Indagado sobre o prazo para a primeira audiência de instrução de uma investigação iniciada há dois anos - o procedimento teve início em março de 2008; a denúncia foi apresentada em julho daquele ano -, o promotor admitiu que ''o interesse do Gaeco era para que isso terminasse o quando antes''. ''Até para dar uma resposta à sociedade, seja condenação ou absolvição dos réus.

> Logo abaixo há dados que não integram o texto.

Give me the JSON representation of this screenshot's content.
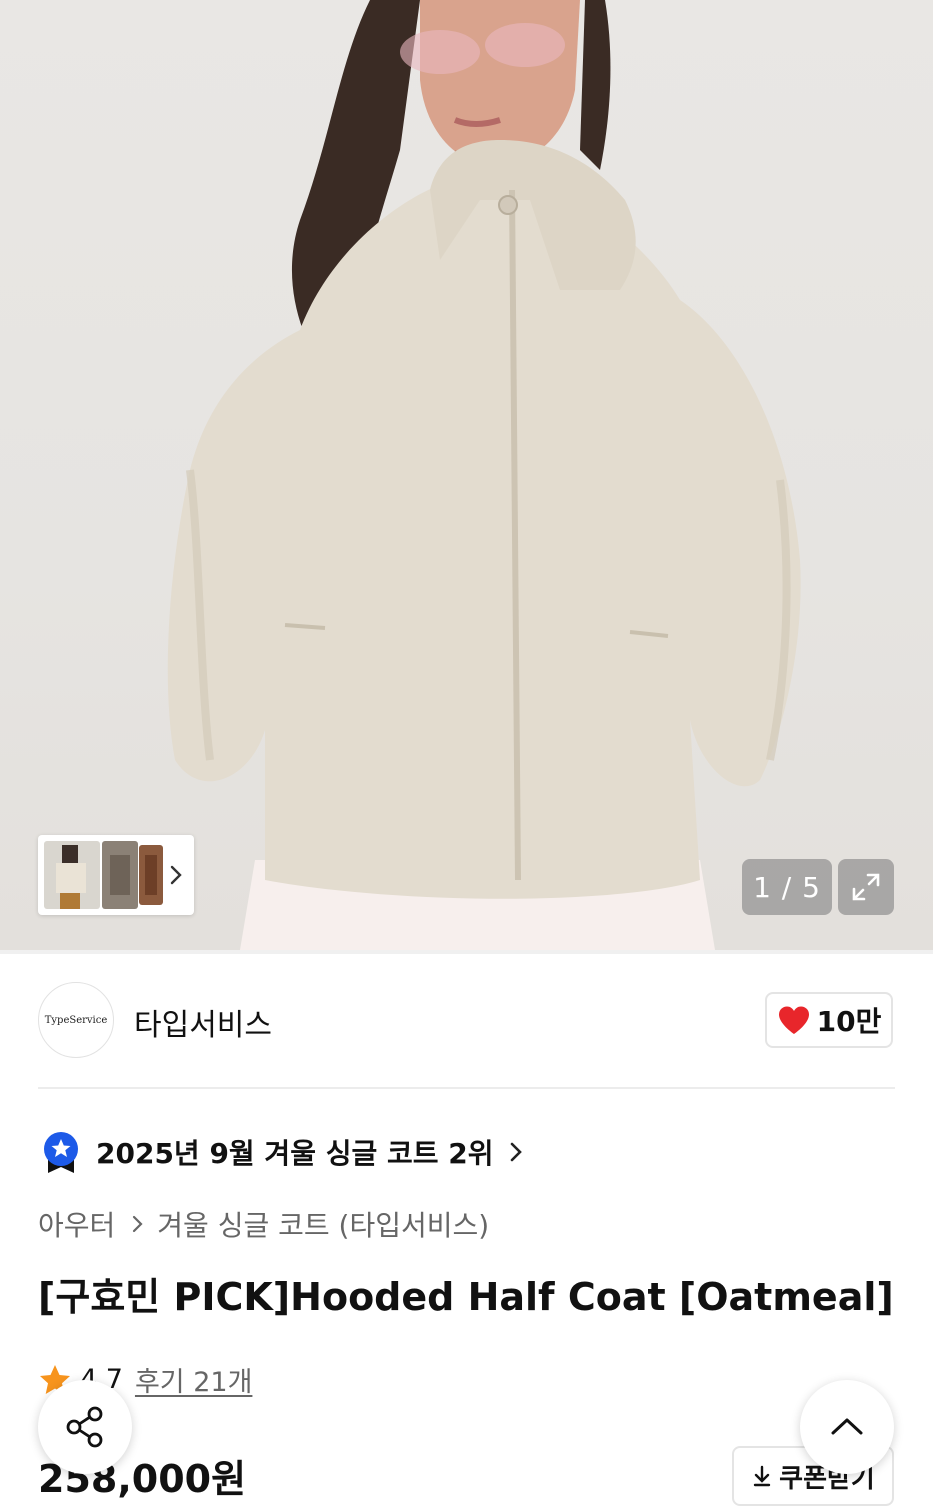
{
  "gallery": {
    "counter": "1 / 5",
    "icons": {
      "expand": "expand-icon",
      "thumb_next": "chevron-right-icon"
    }
  },
  "brand": {
    "logo_text": "TypeService",
    "name": "타입서비스",
    "like_count": "10만",
    "like_color": "#e8262b"
  },
  "ranking": {
    "text": "2025년 9월 겨울 싱글 코트 2위",
    "badge_color": "#1d5ae8"
  },
  "breadcrumb": {
    "items": [
      "아우터",
      "겨울 싱글 코트 (타입서비스)"
    ]
  },
  "product": {
    "title": "[구효민 PICK]Hooded Half Coat [Oatmeal]",
    "rating": "4.7",
    "reviews": "후기 21개",
    "price": "258,000원",
    "star_color": "#f7941d"
  },
  "actions": {
    "coupon_label": "쿠폰받기"
  }
}
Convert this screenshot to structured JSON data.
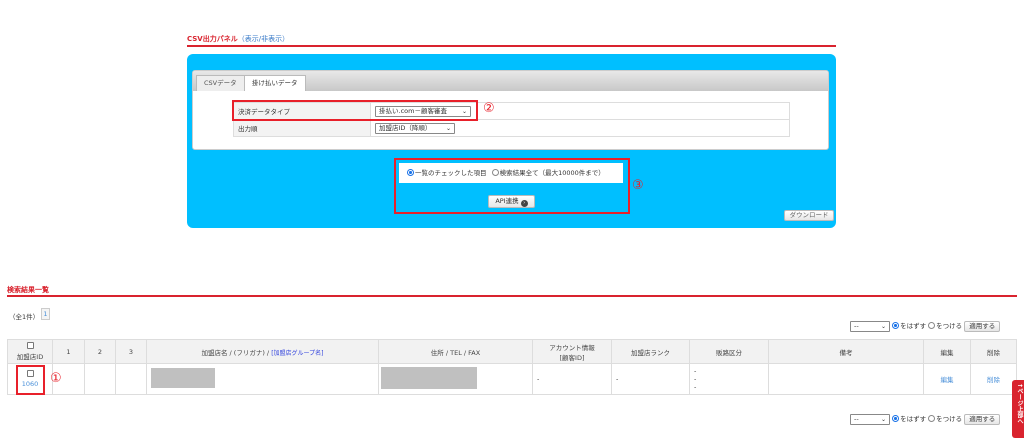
{
  "csv_panel": {
    "title": "CSV出力パネル",
    "toggle": "（表示/非表示）",
    "tabs": [
      {
        "label": "CSVデータ",
        "active": false
      },
      {
        "label": "掛け払いデータ",
        "active": true
      }
    ],
    "fields": [
      {
        "label": "決済データタイプ",
        "value": "掛払い.com－顧客審査"
      },
      {
        "label": "出力順",
        "value": "加盟店ID（降順）"
      }
    ],
    "radio_checked": "一覧のチェックした項目",
    "radio_all": "検索結果全て（最大10000件まで）",
    "api_button": "API連携",
    "download_button": "ダウンロード"
  },
  "annotations": {
    "one": "①",
    "two": "②",
    "three": "③"
  },
  "results": {
    "title": "検索結果一覧",
    "count": "（全1件）",
    "page": "1",
    "bulk": {
      "select": "--",
      "remove": "をはずす",
      "add": "をつける",
      "apply": "適用する"
    },
    "headers": {
      "id": "加盟店ID",
      "c1": "1",
      "c2": "2",
      "c3": "3",
      "name": "加盟店名 / (フリガナ) / ",
      "group": "[加盟店グループ名]",
      "addr": "住所 / TEL / FAX",
      "account": "アカウント情報",
      "account2": "[顧客ID]",
      "rank": "加盟店ランク",
      "channel": "販路区分",
      "note": "備考",
      "edit": "編集",
      "delete": "削除"
    },
    "rows": [
      {
        "id": "1060",
        "account": "-",
        "rank": "-",
        "channel": [
          "-",
          "-",
          "-"
        ],
        "edit": "編集",
        "delete": "削除"
      }
    ]
  },
  "page_top": "↑ページ上部へ",
  "colors": {
    "accent_red": "#d9232e",
    "panel_blue": "#00bfff",
    "link": "#4a90d9"
  }
}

Mas há uma impossibilidade física e humana de se fazer isso face ao número de réus presos que a Justiça tem hoje, fora a quantidade de processos'', admitiu. Se tanta demora pode trazer ao cidadão eventual sensação de impunidade? ''Infelizmente, fora o risco de muitos desses investigados acabarem voltando para a vida política e usando as mesmas expressões que algumas figuras funestas usam, alegando que nunca lhes houve condenação'', definiu Barreto. (J.G.)